Be prepared and safeguard what matters
We all have plans, but financial wellness means being as prepared as possible for the unexpected. From your boiler breaking down to a job loss, or the death a loved one.
Whether you are facing a temporary or permanent financial loss, it helps to have some emergency savings and protection in place. There are small steps you can take today to feel more in control.
How far ahead do you plan for financially?
We asked how far in advance people plan for their financial needs and found that 66% only plan for a year or less. *The Fidelity Global Sentiment Survey, 2021
Build your emergency fund
Having a rainy-day fund for unexpected money shocks, like an unexpected event or bill, is a great foundation to safeguard yourself, your lifestyle, and your family.
You can start by aiming to save around one month’s income, but it's ideal to have at least three to six months' income saved. It’s a good idea to build this up over time, and make sure it’s kept in a separate account.
Have protection in place
Insurance may protect you, your loved ones and your belongings from the cost of something going wrong.
If something unexpected does happen – such as a burglary, a car accident or an illness – it means you won’t have to bear the full financial cost on your own.
Learning more about types of insurance
You may be familiar with insurance for your home or car, but there will come a time when you need to protect things even more important – your life and income. Insurance for these things means that you and your family are taken care of if the worst should happen.
Critical illness cover
|Life cover pays an amount to your family or dependents if you die within the term of the policy. It’s helpful to think about what you want the money to cover when you set the amount – for example, to clear a mortgage or debts, pay funeral costs, or money to support family living costs.||This can be bought as a separate policy or alongside life assurance. It pays a set amount if you are diagnosed with one in a list of serious medical conditions, such as cancer, even if you recover. You should consider the key expenses or bills you might want it to cover. Don’t forget to think about the costs for things like help with your recovery or adaptions to your home should you be less mobile.||Income protection covers your wages or salary should you become unemployed due to an accident or sickness. It pays out for a fixed period, or until you start working again, retire, or die. You can set the policy to pay a replacement income, or just to help cover essential bills.|
How to safeguard your savings
It’s really important to think about what you can do to protect the savings that you’re working hard to build up. This includes anything you have that you might want to pass on to your loved ones when the time comes, as well as your retirement savings.
Make a will
People often forget that a will is a form of protection for your loved ones.
If you die without one, you’ll have no say over what happens to your money and assets.

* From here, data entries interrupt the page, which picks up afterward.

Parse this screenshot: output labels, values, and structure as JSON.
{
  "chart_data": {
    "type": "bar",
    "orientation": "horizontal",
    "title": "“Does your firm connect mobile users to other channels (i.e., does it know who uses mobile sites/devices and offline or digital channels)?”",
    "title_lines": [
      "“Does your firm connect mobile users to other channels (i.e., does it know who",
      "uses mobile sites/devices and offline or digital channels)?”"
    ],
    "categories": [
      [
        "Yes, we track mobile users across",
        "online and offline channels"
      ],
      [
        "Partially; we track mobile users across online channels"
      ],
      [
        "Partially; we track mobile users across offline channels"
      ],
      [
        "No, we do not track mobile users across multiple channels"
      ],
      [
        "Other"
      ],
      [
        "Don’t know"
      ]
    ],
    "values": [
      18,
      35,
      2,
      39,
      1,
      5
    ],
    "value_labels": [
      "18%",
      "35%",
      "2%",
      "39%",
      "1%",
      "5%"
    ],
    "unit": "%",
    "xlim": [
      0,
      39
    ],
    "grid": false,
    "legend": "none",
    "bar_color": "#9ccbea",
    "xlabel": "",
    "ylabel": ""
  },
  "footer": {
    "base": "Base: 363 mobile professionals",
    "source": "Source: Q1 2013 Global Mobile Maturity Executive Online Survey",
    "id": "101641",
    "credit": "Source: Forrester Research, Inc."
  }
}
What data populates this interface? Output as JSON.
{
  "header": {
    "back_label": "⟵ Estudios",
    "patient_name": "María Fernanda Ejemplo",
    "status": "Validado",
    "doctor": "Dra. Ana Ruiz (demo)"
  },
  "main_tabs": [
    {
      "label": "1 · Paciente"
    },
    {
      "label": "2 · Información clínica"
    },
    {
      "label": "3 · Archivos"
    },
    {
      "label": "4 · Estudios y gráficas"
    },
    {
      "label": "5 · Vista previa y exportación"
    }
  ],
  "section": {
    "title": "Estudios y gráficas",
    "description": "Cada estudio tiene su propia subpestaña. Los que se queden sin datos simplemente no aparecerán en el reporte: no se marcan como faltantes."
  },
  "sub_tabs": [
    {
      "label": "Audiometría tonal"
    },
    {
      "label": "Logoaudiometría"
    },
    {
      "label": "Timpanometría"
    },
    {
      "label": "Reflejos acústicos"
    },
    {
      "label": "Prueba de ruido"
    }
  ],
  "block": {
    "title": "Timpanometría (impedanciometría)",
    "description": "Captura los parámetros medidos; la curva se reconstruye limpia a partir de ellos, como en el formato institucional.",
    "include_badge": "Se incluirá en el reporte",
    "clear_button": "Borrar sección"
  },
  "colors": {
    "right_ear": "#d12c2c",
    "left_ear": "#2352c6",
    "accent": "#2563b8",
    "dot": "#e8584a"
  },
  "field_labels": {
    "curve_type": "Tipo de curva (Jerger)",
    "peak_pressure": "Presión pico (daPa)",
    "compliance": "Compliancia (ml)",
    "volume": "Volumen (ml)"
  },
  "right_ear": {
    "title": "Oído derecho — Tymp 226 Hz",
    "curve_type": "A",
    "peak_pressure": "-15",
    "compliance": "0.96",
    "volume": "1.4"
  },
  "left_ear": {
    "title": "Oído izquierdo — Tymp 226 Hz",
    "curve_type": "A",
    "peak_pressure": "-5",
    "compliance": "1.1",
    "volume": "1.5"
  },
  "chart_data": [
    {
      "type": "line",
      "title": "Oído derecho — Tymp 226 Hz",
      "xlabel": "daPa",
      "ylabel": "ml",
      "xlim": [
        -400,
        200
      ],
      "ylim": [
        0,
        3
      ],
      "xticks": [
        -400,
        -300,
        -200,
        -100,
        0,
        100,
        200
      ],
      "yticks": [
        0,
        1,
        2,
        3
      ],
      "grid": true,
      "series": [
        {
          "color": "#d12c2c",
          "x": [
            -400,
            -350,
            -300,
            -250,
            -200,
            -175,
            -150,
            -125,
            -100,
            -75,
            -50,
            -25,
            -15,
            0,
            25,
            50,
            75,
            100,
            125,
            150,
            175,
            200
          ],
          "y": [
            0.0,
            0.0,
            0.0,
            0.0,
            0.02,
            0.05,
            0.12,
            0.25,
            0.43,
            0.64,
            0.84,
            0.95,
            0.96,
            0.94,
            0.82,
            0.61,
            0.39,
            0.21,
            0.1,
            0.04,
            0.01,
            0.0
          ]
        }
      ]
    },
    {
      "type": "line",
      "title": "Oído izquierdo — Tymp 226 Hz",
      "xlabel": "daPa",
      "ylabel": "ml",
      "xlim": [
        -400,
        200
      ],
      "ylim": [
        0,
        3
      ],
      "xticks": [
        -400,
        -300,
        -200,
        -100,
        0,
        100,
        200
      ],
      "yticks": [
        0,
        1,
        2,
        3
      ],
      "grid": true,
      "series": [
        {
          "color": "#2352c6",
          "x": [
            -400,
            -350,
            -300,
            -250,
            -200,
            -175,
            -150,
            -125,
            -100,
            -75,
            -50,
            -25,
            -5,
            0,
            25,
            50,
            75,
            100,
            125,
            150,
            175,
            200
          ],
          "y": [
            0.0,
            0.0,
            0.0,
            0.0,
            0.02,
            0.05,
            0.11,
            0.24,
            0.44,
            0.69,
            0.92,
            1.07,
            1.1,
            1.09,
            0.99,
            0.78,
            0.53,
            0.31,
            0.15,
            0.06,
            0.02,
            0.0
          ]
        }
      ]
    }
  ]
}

If you die without a will in Luxembourg, your estate will be divided using Luxembourg’s standard laws of succession.
In this instance, the order of priority is as follows:
- The surviving spouse;
- Parents and their descendants (such as nieces and nephews);
- Other relatives;
- The state
So sadly, if you fail to leave instructions, in some cases, relations by marriage, close friends and even unmarried partners could be left with nothing.
Nominating a beneficiary for your pension savings
Your pension savings are a valuable investment and there are ways you can protect them. After all, they are your hard-earned savings.
Nominate your beneficiary
- Make sure your provider knows who you’d like your pension savings to be paid to should the worst happen.
- You can nominate your beneficiary by logging into PlanViewer. You can choose a single person or decided to divide your pension with up to 10 members of your family, friends or charities as beneficiaries.
A quick summary on protection
- Work towards having three to six months of emergency savings in place
- Take care of you and your loved ones by having appropriate insurance and creating a will
- Protect your pension savings by nominating a beneficiary.
*The Fidelity Global Sentiment Survey, 2021. The sample consisted of respondents with the following qualifying conditions: aged 20-75; either they or their partner were employed full-time or part-time; a minimum household income of: Australia: A$45,000 annually; China: RMB 5,000 monthly; Hong Kong: HK$15,000 monthly; USA: US$20,000 annually; Canada: CA$30,000 annually; UK: £10,000 annually; Mexico: $4,500 MXN monthly; Ireland: €20,000 annually; Germany: €20,000 annually; Netherlands: €20,000 annually; France: €20,000 annually; Italy: €15,000 annually; Spain: €15,000 annually; Japan: 3m yen annually; Brazil: R$1,501 monthly; India: ₹55,001 annually. The data collection, research and analysis for the above markets was completed in partnership with Opinium, a strategic insight agency. Data collection took place between July 2021 and August 2021. Reporting and analysis took place between August 2021 and October 2021.